Jamás pensé que serían mías las últimas palabras de la humanidad. Un puñado de párrafos para sentenciar nuestra historia, el devenir del mundo, nuestro legado. Pero así se acordó.
Los cálculos llevaron apenas unos segundos, siglos nos llevó aceptar su resultado. Estadísticamente éramos lo que estaba matando al planeta. Era innegable el curso errático de nuestra historia. Pues era nuestra historia la que impedía desarrollar la suya.
Primero, quisimos excusarlo de mil maneras. Pero lo cierto es que todo indicaba que nos habíamos vuelto una especie ajena (y hostil) al ecosistema cuyo equilibrio mermamos.
Después, llegaron los planes llenos de esperanza. Derrotistas camuflados de altruismo: dejar la Tierra y colonizar el espacio. Altruistas con sombra de derrota: preservar el planeta sacrificando nuestro desarrollo. ¿Acaso es inferior el que se adapta en lugar de adaptar? Aún dudo sobre dónde estaba la deshonra en volver a los orígenes.
Finalmente, llegó El Plan.
Décadas para desarrollarlo, siglos de lucha para consagrarlo generación tras generación. Al fin abrimos los ojos. Grabado queda en la sangre, en la conciencia. Ojalá no hubiese sido necesario nada de lo que contribuyó a ese despertar. Aquellas dichosas jornadas del escrutinio… Pero al final lo asumimos. Debíamos marcharnos.
Fue una marcha lenta, pero fluida. Lo más difícil fueron los niños, nuestro futuro. Aunque marcharon felices. Inocentes por naturaleza, entendían el bien que hacían sin necesitad de doctrina.
Se rezagaron los imprescindibles. Ingenieros agrícolas, genios en robótica, en energías renovables, incluso maestros paisajistas. Una paradoja tras otra. Pero finalmente reinstauramos ese orden salvaje, natural.
Por último, quedaron las máquinas responsables de desarrollar el ecosistema, los cultivos, la reforestación, la descontaminación de las aguas... Robots fabricados con material biodegradable, alimentados por el sol, y alimento de la tierra una vez sus vidas útiles acabasen.

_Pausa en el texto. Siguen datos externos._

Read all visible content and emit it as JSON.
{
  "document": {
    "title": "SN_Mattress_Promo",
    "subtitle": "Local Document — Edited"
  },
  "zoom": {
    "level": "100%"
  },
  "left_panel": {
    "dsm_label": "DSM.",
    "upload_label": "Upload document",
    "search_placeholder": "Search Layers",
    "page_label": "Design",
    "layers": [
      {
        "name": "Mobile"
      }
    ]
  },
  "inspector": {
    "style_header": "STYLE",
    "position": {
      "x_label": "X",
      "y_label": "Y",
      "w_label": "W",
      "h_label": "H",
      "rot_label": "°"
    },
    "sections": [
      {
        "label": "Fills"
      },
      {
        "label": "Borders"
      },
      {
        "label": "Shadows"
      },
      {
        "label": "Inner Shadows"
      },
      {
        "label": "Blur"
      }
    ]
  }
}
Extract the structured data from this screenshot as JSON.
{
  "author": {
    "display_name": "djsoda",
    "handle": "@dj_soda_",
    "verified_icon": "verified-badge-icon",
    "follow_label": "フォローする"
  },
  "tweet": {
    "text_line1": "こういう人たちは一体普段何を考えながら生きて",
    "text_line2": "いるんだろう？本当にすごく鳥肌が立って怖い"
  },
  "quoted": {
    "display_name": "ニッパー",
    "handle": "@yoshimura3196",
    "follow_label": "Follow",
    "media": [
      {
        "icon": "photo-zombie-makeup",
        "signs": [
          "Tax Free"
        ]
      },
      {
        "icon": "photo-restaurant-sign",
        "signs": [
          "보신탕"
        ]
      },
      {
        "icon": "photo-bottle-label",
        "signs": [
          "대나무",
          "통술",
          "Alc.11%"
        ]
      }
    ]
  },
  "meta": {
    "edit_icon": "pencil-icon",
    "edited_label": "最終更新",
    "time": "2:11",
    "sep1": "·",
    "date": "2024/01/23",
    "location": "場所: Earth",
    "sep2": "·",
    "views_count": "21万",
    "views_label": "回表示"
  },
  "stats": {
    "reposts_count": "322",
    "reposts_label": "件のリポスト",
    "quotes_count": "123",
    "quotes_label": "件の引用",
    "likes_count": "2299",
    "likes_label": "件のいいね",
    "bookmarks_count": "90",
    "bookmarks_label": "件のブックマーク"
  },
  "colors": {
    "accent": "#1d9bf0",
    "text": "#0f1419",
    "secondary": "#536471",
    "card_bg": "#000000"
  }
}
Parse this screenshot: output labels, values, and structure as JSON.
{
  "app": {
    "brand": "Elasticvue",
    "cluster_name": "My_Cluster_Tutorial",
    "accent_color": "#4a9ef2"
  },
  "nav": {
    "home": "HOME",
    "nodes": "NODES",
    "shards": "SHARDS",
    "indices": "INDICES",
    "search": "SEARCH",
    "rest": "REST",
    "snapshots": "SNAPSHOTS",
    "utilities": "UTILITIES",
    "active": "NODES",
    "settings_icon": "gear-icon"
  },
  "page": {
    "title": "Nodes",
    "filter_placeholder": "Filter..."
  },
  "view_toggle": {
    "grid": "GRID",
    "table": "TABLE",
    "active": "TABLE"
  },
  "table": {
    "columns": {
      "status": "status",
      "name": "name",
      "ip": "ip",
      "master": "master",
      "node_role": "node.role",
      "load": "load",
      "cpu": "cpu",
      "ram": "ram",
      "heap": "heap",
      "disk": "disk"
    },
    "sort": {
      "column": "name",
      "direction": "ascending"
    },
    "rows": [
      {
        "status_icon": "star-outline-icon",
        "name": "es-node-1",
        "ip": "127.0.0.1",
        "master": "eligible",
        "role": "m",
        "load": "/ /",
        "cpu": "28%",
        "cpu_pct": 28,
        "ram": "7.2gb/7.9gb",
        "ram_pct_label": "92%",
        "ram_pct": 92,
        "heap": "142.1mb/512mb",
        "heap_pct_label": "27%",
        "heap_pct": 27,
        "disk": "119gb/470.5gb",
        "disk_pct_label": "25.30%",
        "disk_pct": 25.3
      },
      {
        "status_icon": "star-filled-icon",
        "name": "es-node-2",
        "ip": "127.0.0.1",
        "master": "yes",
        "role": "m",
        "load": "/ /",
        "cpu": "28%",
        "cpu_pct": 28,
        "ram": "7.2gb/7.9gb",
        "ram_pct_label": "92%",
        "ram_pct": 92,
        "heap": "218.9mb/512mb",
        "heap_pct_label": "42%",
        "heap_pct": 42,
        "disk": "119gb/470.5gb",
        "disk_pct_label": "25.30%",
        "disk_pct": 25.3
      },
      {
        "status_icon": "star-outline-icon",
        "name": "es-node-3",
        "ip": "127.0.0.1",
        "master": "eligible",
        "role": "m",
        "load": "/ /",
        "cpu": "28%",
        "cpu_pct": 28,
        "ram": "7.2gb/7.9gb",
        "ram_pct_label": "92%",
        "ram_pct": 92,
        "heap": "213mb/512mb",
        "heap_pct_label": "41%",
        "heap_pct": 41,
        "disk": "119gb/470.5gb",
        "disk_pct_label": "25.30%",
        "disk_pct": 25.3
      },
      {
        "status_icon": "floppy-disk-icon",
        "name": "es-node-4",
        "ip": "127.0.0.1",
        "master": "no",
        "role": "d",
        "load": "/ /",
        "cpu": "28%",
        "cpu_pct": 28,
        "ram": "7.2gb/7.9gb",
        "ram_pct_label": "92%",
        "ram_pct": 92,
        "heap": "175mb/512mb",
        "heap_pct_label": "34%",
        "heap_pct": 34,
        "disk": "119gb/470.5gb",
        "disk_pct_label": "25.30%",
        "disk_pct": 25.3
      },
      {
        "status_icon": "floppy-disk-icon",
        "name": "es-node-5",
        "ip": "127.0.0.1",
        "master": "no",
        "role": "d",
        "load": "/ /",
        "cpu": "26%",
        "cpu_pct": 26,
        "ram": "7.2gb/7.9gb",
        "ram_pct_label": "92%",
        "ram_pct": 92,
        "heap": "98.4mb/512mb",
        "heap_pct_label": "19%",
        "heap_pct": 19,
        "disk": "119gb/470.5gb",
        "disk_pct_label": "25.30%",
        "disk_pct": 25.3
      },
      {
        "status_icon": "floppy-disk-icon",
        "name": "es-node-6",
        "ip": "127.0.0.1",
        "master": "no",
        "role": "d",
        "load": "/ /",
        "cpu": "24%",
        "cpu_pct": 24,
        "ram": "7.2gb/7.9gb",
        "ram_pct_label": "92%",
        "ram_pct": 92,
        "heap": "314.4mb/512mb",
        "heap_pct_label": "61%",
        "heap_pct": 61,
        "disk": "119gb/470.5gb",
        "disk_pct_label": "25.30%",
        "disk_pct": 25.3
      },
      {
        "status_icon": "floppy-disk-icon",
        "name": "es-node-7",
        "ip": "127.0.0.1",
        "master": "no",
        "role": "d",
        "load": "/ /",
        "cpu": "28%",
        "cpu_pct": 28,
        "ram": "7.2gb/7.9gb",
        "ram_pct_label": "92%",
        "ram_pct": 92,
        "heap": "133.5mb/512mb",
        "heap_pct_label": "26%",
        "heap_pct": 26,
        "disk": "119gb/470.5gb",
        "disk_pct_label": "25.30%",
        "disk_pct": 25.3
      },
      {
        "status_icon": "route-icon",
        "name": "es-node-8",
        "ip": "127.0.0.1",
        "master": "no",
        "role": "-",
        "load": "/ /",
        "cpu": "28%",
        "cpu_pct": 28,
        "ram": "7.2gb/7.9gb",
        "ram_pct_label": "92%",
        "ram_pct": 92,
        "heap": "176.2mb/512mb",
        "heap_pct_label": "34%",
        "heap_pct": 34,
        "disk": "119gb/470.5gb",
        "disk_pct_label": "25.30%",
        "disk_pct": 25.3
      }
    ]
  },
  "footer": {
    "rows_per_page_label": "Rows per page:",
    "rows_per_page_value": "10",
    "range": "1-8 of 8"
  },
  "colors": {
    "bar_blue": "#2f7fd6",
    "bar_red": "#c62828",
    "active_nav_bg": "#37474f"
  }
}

La Tierra quedaría entonces a manos de quien siempre debió quedar: ella misma. Estábamos felices de contribuir a perpetuar su grandeza.
Unos pocos fuimos elegidos para quedarnos atrás. Nuestro compromiso era observar la obra culminada, asentir al destino, y simplemente decir adiós. Un último guiño al orgullo humano. Mi misión era ser el último en marchar. Ese que apaga las luces y cierra la puerta cuando llega el final.
Mi cuerpo alimentará a la tierra. He cortado la rosa que sostengo en mis manos para que adorne la tumba que nunca tendré. Esta es la última lágrima que derrama el mundo por nosotros. Se humedecen mis ojos ante la hipocresía de semejante ritual.
Hora de marchar.
Es un orgullo haber servido para restituir el error de nuestros antepasados. Damos nuestras vidas por ti, porque tú creaste todas las demás. Dueña de todo derecho y regidora de todo deber. Ahora comprendemos la grandeza del universo, y nuestra posición en la existencia. La esperanza no pertenece en exclusiva al género humano. Ninguno de los antiguos pobladores lo entendería, y albergar dudas al respecto confirma que hicimos bien en marchar. Este adiós es la culminación de la evolución humana.
¡Es glorioso haber dado a luz a una nueva Tierra!